Dans un premier type de cas, ce fondement est le constructivisme social, qui, dans ses versions les plus claires, par exemple héritées de la pensée d'un Bruno Latour, du postmodernisme et de ce que les Américains appellent la French Theory, pose que la réalité est une construction sociale, et, selon les cas, que le discours scientifique serait une sorte de narration culturelle. Il s'agit de la tradition que dénonçaient Sokal et Bricmont il y a plus de dix ans par leur livre Impostures intellectuelles.

Dans un second type de cas - mais comme il ne s'agit pas de théories constituées comme des théories scientifique, à peu près n'importe quel mélange peut se trouver de manière cohérente entre ces approches - l'architecture intellectuelle fondamentale est la psychanalyse. En France, la psychanalyse jouit d'un prestige tout à fait fabuleux, mais il s'agit d'une démarche intégralement spéculative et située autant hors de la science que l'astrologie, qui a conduit à un nombre important d'erreurs retentissantes (et l'on peut conjecturer sans trop de risques qu'il en ira de manière croissante à l'avenir).

Le paradoxe est ici: alors même que les tenants des approches socioconstructivistes et psychanalytiques de la théorie du genre sexuel entretiennent souvent une sorte de mépris pour la démarche scientifique "hard-core" à l'oeuvre en physique, en biologie, en neurosciences, en linguistique cognitive, etc., force est de constater que dès qu'une théorie scientifique vient expliquer un fait jusque là expliqué en termes de symboles ou de relativisme culturel, c'est toujours cette explication-là qui se trouve disparaître au profit de l'explication scientifique. Il en a été ainsi dans un grand nombre de cas, de l'autisme à l'ulcère psychosomatique et à des centaines d'autres cas. Il en fut aussi ainsi quand on découvrit que les maladies n'étaient pas créées par des maléfices.

Qu'en conclure?

Les théories du genre qui ne sont pas scientifiques sont sujettes à caution, non pas tant par ce qu'elle posent comme faits documentés, mais pour leur interprétation de ces faits. Pour le constructivisme social, l'identité sexuelle est d'abord ou surtout une construction sociale, même si les formulations sont officiellement plus prudentes et qu'on reconnaisse une part biologique dans la détermination du genre sexuel.
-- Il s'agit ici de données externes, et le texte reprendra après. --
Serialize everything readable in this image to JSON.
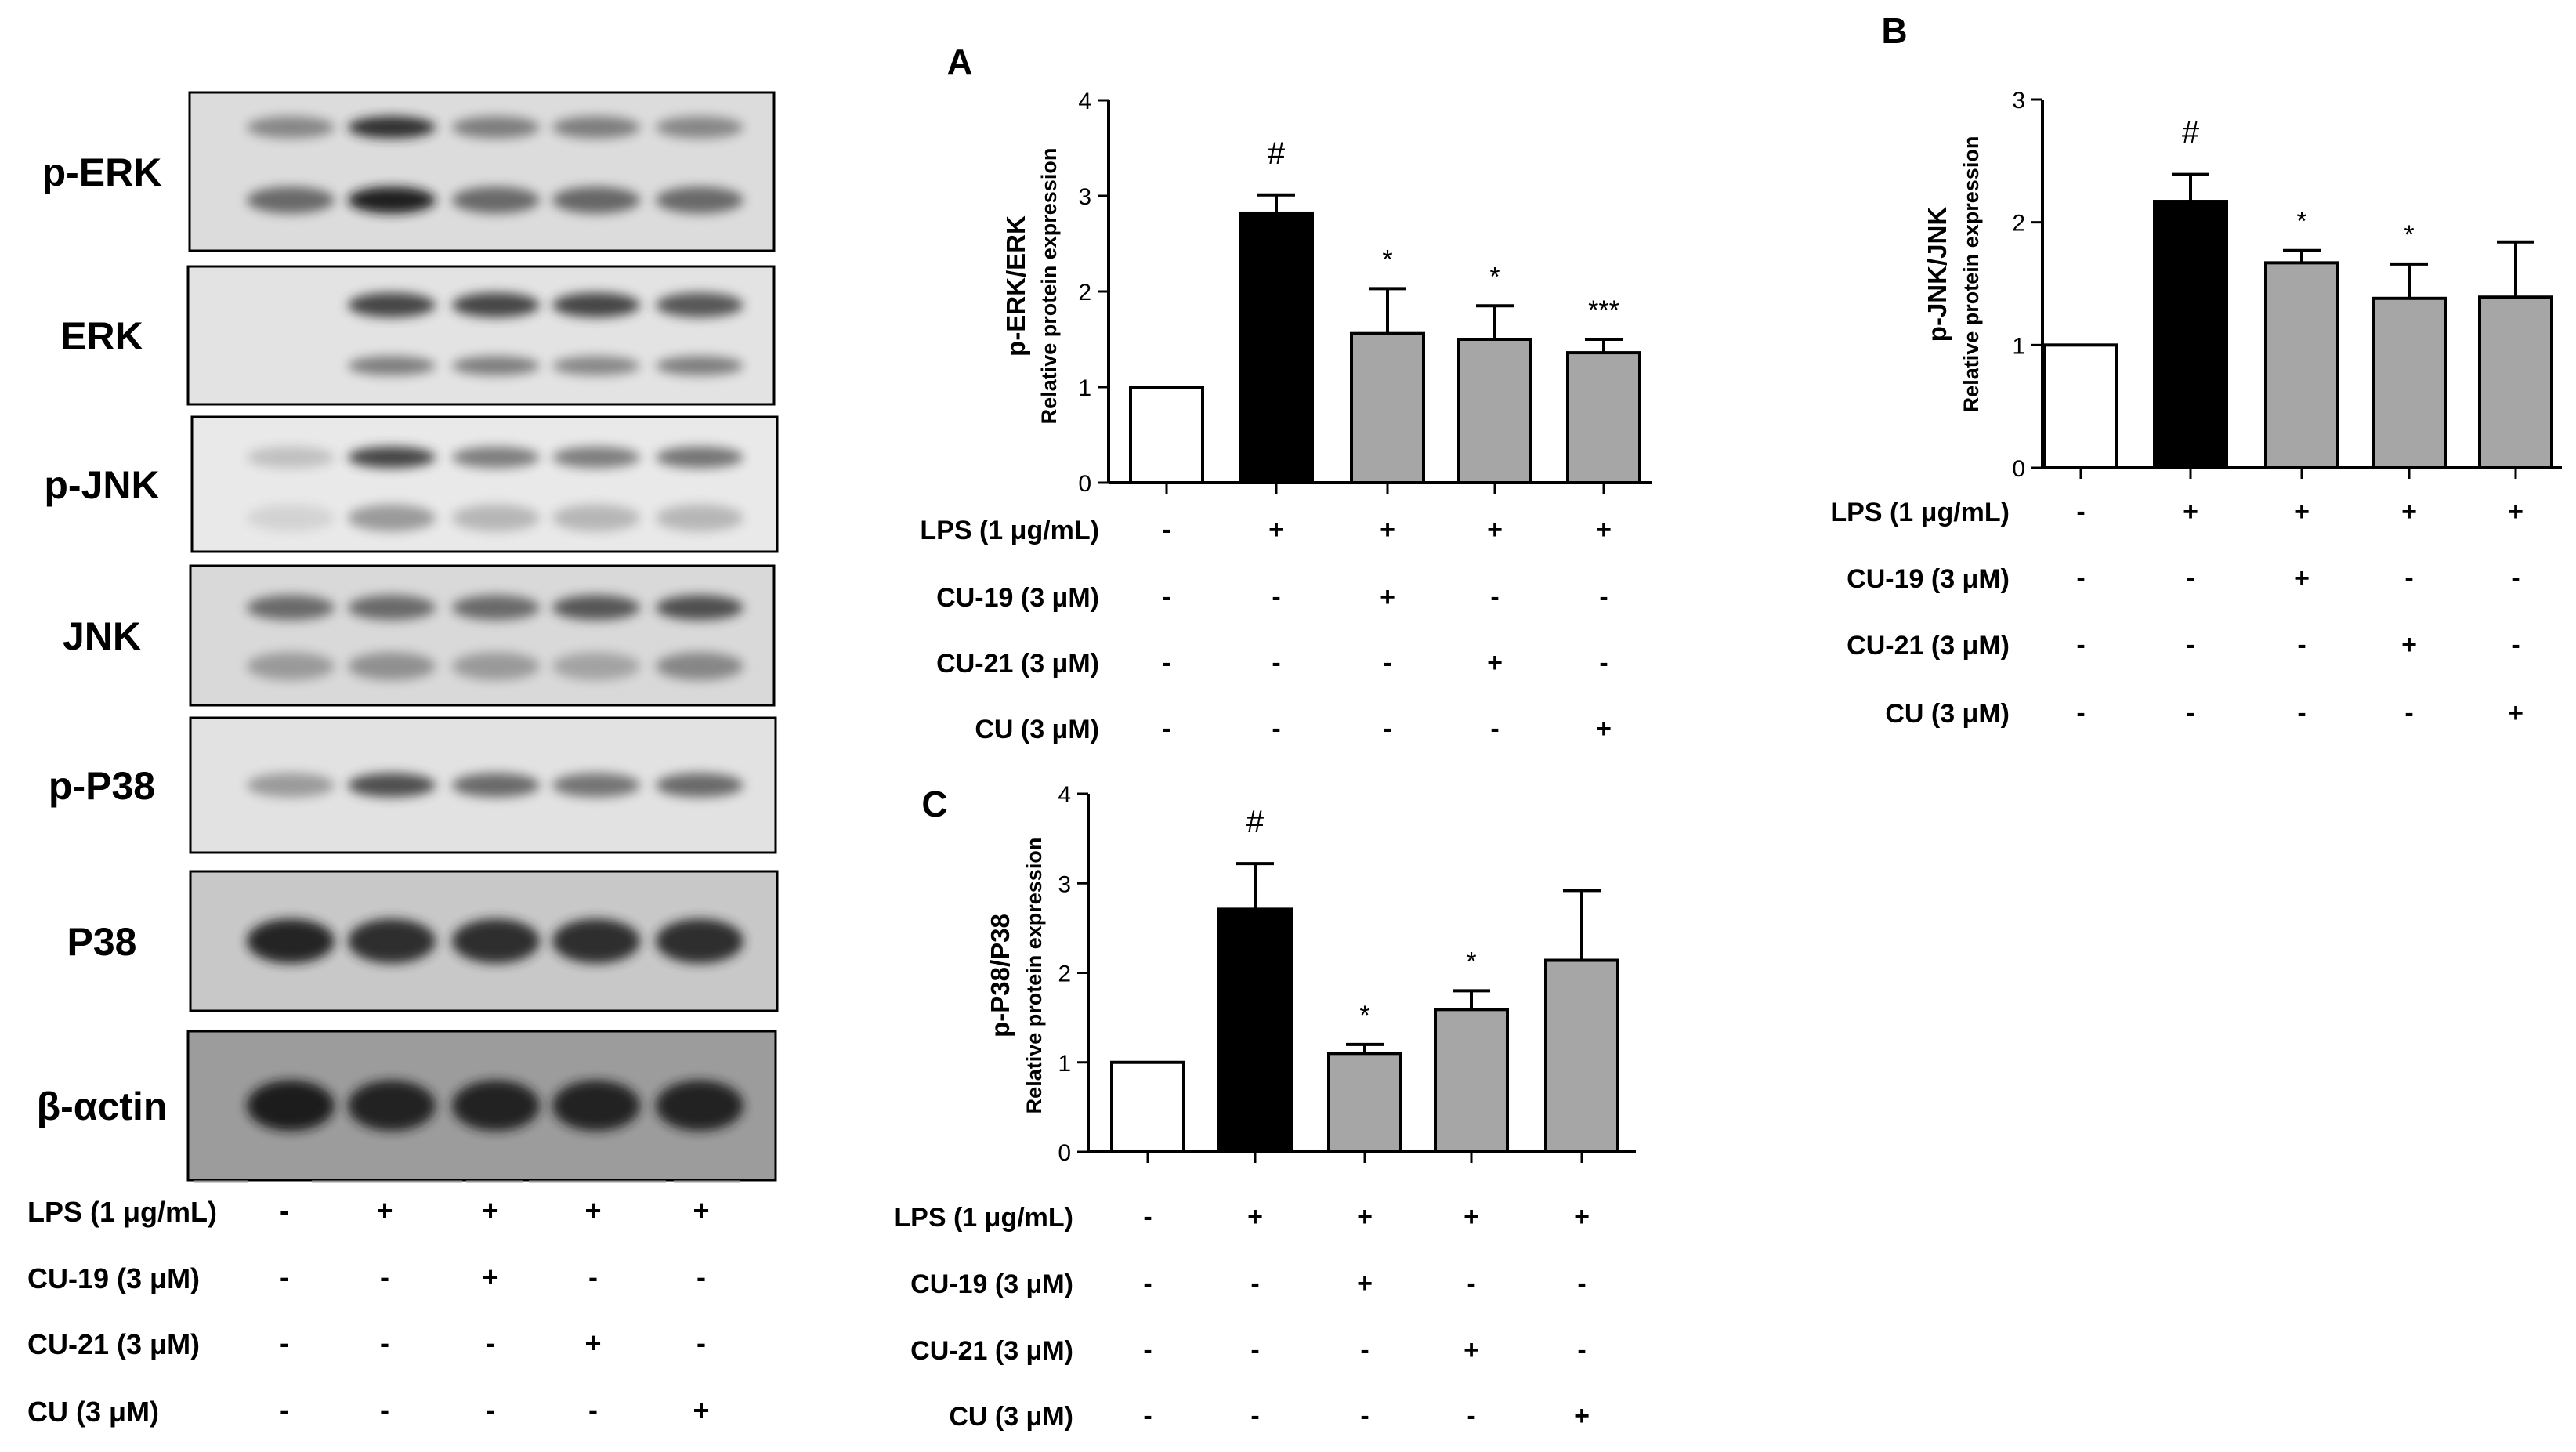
{
  "blot": {
    "labels": [
      "p-ERK",
      "ERK",
      "p-JNK",
      "JNK",
      "p-P38",
      "P38",
      "β-αctin"
    ],
    "panels": [
      {
        "tone": "#dcdcdc",
        "bands": [
          {
            "dy": -0.28,
            "h": 0.14,
            "i": [
              0.45,
              0.9,
              0.5,
              0.5,
              0.45
            ]
          },
          {
            "dy": 0.18,
            "h": 0.17,
            "i": [
              0.6,
              1.0,
              0.6,
              0.62,
              0.6
            ]
          }
        ]
      },
      {
        "tone": "#e3e3e3",
        "bands": [
          {
            "dy": -0.22,
            "h": 0.18,
            "i": [
              0.0,
              0.8,
              0.8,
              0.8,
              0.7
            ]
          },
          {
            "dy": 0.22,
            "h": 0.14,
            "i": [
              0.0,
              0.5,
              0.5,
              0.45,
              0.5
            ]
          }
        ]
      },
      {
        "tone": "#e9e9e9",
        "bands": [
          {
            "dy": -0.2,
            "h": 0.16,
            "i": [
              0.15,
              0.8,
              0.5,
              0.5,
              0.55
            ]
          },
          {
            "dy": 0.25,
            "h": 0.2,
            "i": [
              0.05,
              0.35,
              0.2,
              0.2,
              0.2
            ]
          }
        ]
      },
      {
        "tone": "#d9d9d9",
        "bands": [
          {
            "dy": -0.2,
            "h": 0.18,
            "i": [
              0.6,
              0.6,
              0.6,
              0.7,
              0.75
            ]
          },
          {
            "dy": 0.22,
            "h": 0.2,
            "i": [
              0.35,
              0.4,
              0.35,
              0.3,
              0.45
            ]
          }
        ]
      },
      {
        "tone": "#e2e2e2",
        "bands": [
          {
            "dy": 0.0,
            "h": 0.18,
            "i": [
              0.35,
              0.75,
              0.6,
              0.55,
              0.6
            ]
          }
        ]
      },
      {
        "tone": "#c8c8c8",
        "bands": [
          {
            "dy": 0.0,
            "h": 0.32,
            "i": [
              0.95,
              0.9,
              0.9,
              0.9,
              0.9
            ]
          }
        ]
      },
      {
        "tone": "#9c9c9c",
        "bands": [
          {
            "dy": 0.0,
            "h": 0.34,
            "i": [
              1.0,
              0.95,
              0.95,
              0.95,
              0.95
            ]
          }
        ]
      }
    ],
    "treatments": [
      {
        "label": "LPS (1 μg/mL)",
        "signs": [
          "-",
          "+",
          "+",
          "+",
          "+"
        ]
      },
      {
        "label": "CU-19 (3 μM)",
        "signs": [
          "-",
          "-",
          "+",
          "-",
          "-"
        ]
      },
      {
        "label": "CU-21 (3 μM)",
        "signs": [
          "-",
          "-",
          "-",
          "+",
          "-"
        ]
      },
      {
        "label": "CU (3 μM)",
        "signs": [
          "-",
          "-",
          "-",
          "-",
          "+"
        ]
      }
    ]
  },
  "colors": {
    "control": "#ffffff",
    "lps": "#000000",
    "treated": "#a6a6a6"
  },
  "chart_data": [
    {
      "type": "bar",
      "panel": "A",
      "ylabel": "p-ERK/ERK",
      "ylabel2": "Relative protein expression",
      "ylim": [
        0,
        4
      ],
      "yticks": [
        "0",
        "1",
        "2",
        "3",
        "4"
      ],
      "values": [
        1.0,
        2.82,
        1.56,
        1.5,
        1.36
      ],
      "errors": [
        0,
        0.19,
        0.47,
        0.35,
        0.14
      ],
      "annotations": [
        "",
        "#",
        "*",
        "*",
        "***"
      ],
      "treatments": [
        {
          "label": "LPS (1 μg/mL)",
          "signs": [
            "-",
            "+",
            "+",
            "+",
            "+"
          ]
        },
        {
          "label": "CU-19 (3 μM)",
          "signs": [
            "-",
            "-",
            "+",
            "-",
            "-"
          ]
        },
        {
          "label": "CU-21 (3 μM)",
          "signs": [
            "-",
            "-",
            "-",
            "+",
            "-"
          ]
        },
        {
          "label": "CU (3 μM)",
          "signs": [
            "-",
            "-",
            "-",
            "-",
            "+"
          ]
        }
      ],
      "grid": false
    },
    {
      "type": "bar",
      "panel": "B",
      "ylabel": "p-JNK/JNK",
      "ylabel2": "Relative protein expression",
      "ylim": [
        0,
        3
      ],
      "yticks": [
        "0",
        "1",
        "2",
        "3"
      ],
      "values": [
        1.0,
        2.17,
        1.67,
        1.38,
        1.39
      ],
      "errors": [
        0,
        0.22,
        0.1,
        0.28,
        0.45
      ],
      "annotations": [
        "",
        "#",
        "*",
        "*",
        ""
      ],
      "treatments": [
        {
          "label": "LPS (1 μg/mL)",
          "signs": [
            "-",
            "+",
            "+",
            "+",
            "+"
          ]
        },
        {
          "label": "CU-19 (3 μM)",
          "signs": [
            "-",
            "-",
            "+",
            "-",
            "-"
          ]
        },
        {
          "label": "CU-21 (3 μM)",
          "signs": [
            "-",
            "-",
            "-",
            "+",
            "-"
          ]
        },
        {
          "label": "CU (3 μM)",
          "signs": [
            "-",
            "-",
            "-",
            "-",
            "+"
          ]
        }
      ],
      "grid": false
    },
    {
      "type": "bar",
      "panel": "C",
      "ylabel": "p-P38/P38",
      "ylabel2": "Relative protein expression",
      "ylim": [
        0,
        4
      ],
      "yticks": [
        "0",
        "1",
        "2",
        "3",
        "4"
      ],
      "values": [
        1.0,
        2.71,
        1.1,
        1.59,
        2.14
      ],
      "errors": [
        0,
        0.51,
        0.1,
        0.21,
        0.78
      ],
      "annotations": [
        "",
        "#",
        "*",
        "*",
        ""
      ],
      "treatments": [
        {
          "label": "LPS (1 μg/mL)",
          "signs": [
            "-",
            "+",
            "+",
            "+",
            "+"
          ]
        },
        {
          "label": "CU-19 (3 μM)",
          "signs": [
            "-",
            "-",
            "+",
            "-",
            "-"
          ]
        },
        {
          "label": "CU-21 (3 μM)",
          "signs": [
            "-",
            "-",
            "-",
            "+",
            "-"
          ]
        },
        {
          "label": "CU (3 μM)",
          "signs": [
            "-",
            "-",
            "-",
            "-",
            "+"
          ]
        }
      ],
      "grid": false
    }
  ]
}
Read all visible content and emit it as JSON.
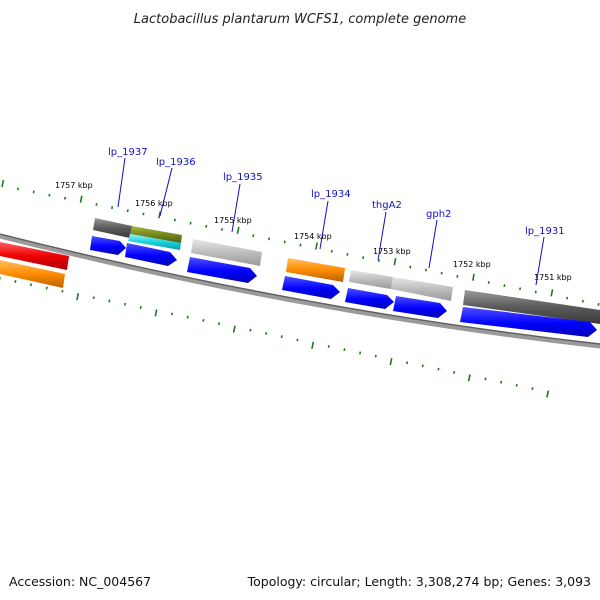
{
  "title": "Lactobacillus plantarum WCFS1, complete genome",
  "footer": {
    "accession": "Accession: NC_004567",
    "summary": "Topology: circular; Length: 3,308,274 bp; Genes: 3,093"
  },
  "scale_labels": [
    "1757 kbp",
    "1756 kbp",
    "1755 kbp",
    "1754 kbp",
    "1753 kbp",
    "1752 kbp",
    "1751 kbp"
  ],
  "gene_labels": [
    "lp_1937",
    "lp_1936",
    "lp_1935",
    "lp_1934",
    "thgA2",
    "gph2",
    "lp_1931"
  ],
  "colors": {
    "backbone": "#8a8a8a",
    "tick": "#1e7a1e",
    "cds": "#0000ff",
    "gene_dark": "#5f5f5f",
    "gene_light": "#bdbdbd",
    "gene_olive": "#7a8a1e",
    "gene_cyan": "#19d3e0",
    "gene_red": "#ee0000",
    "gene_orange": "#ff8c00",
    "label_line": "#1010c8"
  }
}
On comprend assez facilement pourquoi des telles positions sont suggérées: une position inverse conduirait à ne rien dire de plus que ce qui s'observe à l'oeil nu et rendrait superflue toute discussion sur l'identité sexuelle. Tandis que si l'identité sexuelle est une construction sociale, alors elle n'est ni contrainte de manière décisive par des facteurs physiologiques, ni par le plein exercice d'une liberté individuelle, qui viendrait nier l'existence de facteurs déterminants socio-culturels. Le but de l'exercice est donc de faire en sorte que l'élève, qui sera le partenaire social de demain, apprenne à appréhender de manière éclairée la question de son identité sexuelle, qu'il puisse être libre tout en étant un produit social, au risque de suggérer comme un fait scientifique incontestable que la réalité, notamment sexuelle, est de manière primordiale une construction conventionnelle.

Faire son chemin dans ce réseau de complications scientifiquement suspectes n'est à tout prendre pas la meilleure manière de communiquer que hommes, femmes, homosexuels et transsexuels sont tous, en tant qu'êtres humains, infiniment aimables, respectables, dignes, et - évidemment - égaux à tout point de vue, ni même cette évidence que les comportements typiques des hommes et des femmes sont sujets à une influence importante en provenance du monde social.

Le navrant de cette histoire c'est que ce soient bien entendu des personnalités conservatrices qui se font l'écho de préoccupations de ce genre. Décidément, l'intellectualisme de gauche aura fait bien du tort à... la gauche. Les dégâts ne sont, potentiellement, pas mineurs: qu'un doute s'insuffle sur la politique de la gauche en matière d'éducation et l'édifice de la campagne présidentielle française peut s'en trouver affecté.